La doctrine économique en cours actuellement est loin de permettre un changement pour améliorer les choses. La recherche constante et infinie du plus grand profit est un cancer qui ronge sans fin toute l’humanité. Cette philosophie traîne dans son sillon toutes les valeurs d’humanité qui disparaissent inéluctablement.

«La religion est la maladie honteuse de l’humanité. La politique en est le cancer.»
[Henry de Montherlant]

Peut-être mais il y a une réelle menace globale contre la planète en ce moment-ci, les changements climatiques, et les états sont loin de vouloir s’entraider et le Canada est un des pires à cet égard… D’autre part, quand on parle de missions de paix et qu’on les critique, quelle alternative offre-t-on? Est-ce qu’on devrait tout simplement ignorer les conflits sanglants inter-groupes et les laisser se dépêtrer, au risque de perdre un des groupes à une politique de génocide?
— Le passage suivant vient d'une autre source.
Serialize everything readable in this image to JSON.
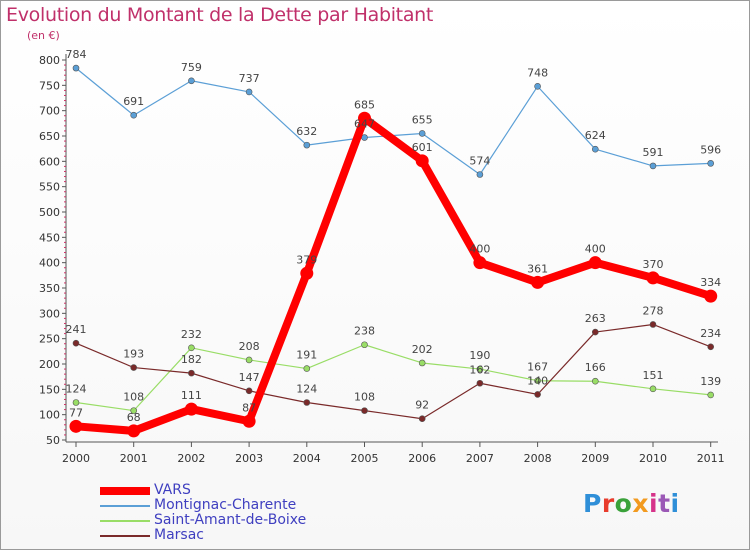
{
  "chart_data": {
    "type": "line",
    "title": "Evolution du Montant de la Dette par Habitant",
    "subtitle": "(en €)",
    "x": [
      "2000",
      "2001",
      "2002",
      "2003",
      "2004",
      "2005",
      "2006",
      "2007",
      "2008",
      "2009",
      "2010",
      "2011"
    ],
    "ylim": [
      50,
      800
    ],
    "yticks": [
      50,
      100,
      150,
      200,
      250,
      300,
      350,
      400,
      450,
      500,
      550,
      600,
      650,
      700,
      750,
      800
    ],
    "grid": false,
    "legend_position": "bottom-left",
    "series": [
      {
        "name": "VARS",
        "color": "#ff0000",
        "values": [
          77,
          68,
          111,
          87,
          379,
          685,
          601,
          400,
          361,
          400,
          370,
          334
        ]
      },
      {
        "name": "Montignac-Charente",
        "color": "#5b9fd6",
        "values": [
          784,
          691,
          759,
          737,
          632,
          647,
          655,
          574,
          748,
          624,
          591,
          596
        ]
      },
      {
        "name": "Saint-Amant-de-Boixe",
        "color": "#99dd66",
        "values": [
          124,
          108,
          232,
          208,
          191,
          238,
          202,
          190,
          167,
          166,
          151,
          139
        ]
      },
      {
        "name": "Marsac",
        "color": "#7a2a2a",
        "values": [
          241,
          193,
          182,
          147,
          124,
          108,
          92,
          162,
          140,
          263,
          278,
          234
        ]
      }
    ]
  },
  "logo": {
    "text": "Proxiti"
  }
}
M. Charbonneau n’offre pas de solution à ce qu’il dit être un échec des missions de paix. Comme il le souligne, il y a 2 phases: d’abord l’intervention armée d’interposition puis ce qu’il appelle la « consolidation de la paix » et que d’autres appellent l’instauration de la démocratie. Or, si la consolidation de la paix est un défi non négligeable, l’intervention d’interposition est elle essentielle pour tenter de stopper les agressions contre les gens, les morts et les blessés. Mais ces interventions se font dans des conditions extrêmement difficiles et le succès n’est pas de régler le différend mais bien de diminuer et idéalement éliminer la violence. Si M. Charbonneau a une alternative à l’intervention des « Casques bleus », pourrait-il la partager avec le reste de l’humanité?

Quant à la consolidation de la paix, c’est une oeuvre qui évolue et oui, on a commencé par le modèle colonial il y a quelques siècles et on a du mal à se sortir de ce modèle mais ce n’est pas une raison pour baisser les bras! La communauté internationale devrait revoir ses concepts de « démocratie » et comprendre que ce concept varie selon les cultures et qu’il faut adapter les stratégies de consolidation de la paix aux peuples qu’on veut aider et ces derniers doivent être partie prenante de la solution, en particulier les protagonistes au conflit. L’échec de l’Afghanistan est un exemple de démocratie parachutée par le haut et qui s’adapte mal à la culture des peuples en conflit, d’où la résurgence de la violence malgré les morts chez les membres de forces de l’OTAN – ce n’était pas une mission de paix mais la consolidation de la paix qui suit la phase militaire est analogue à toute autre consolidation qu’on trouverait suite à une mission de paix. Que suggérez-vous M. Charbonneau en la matière?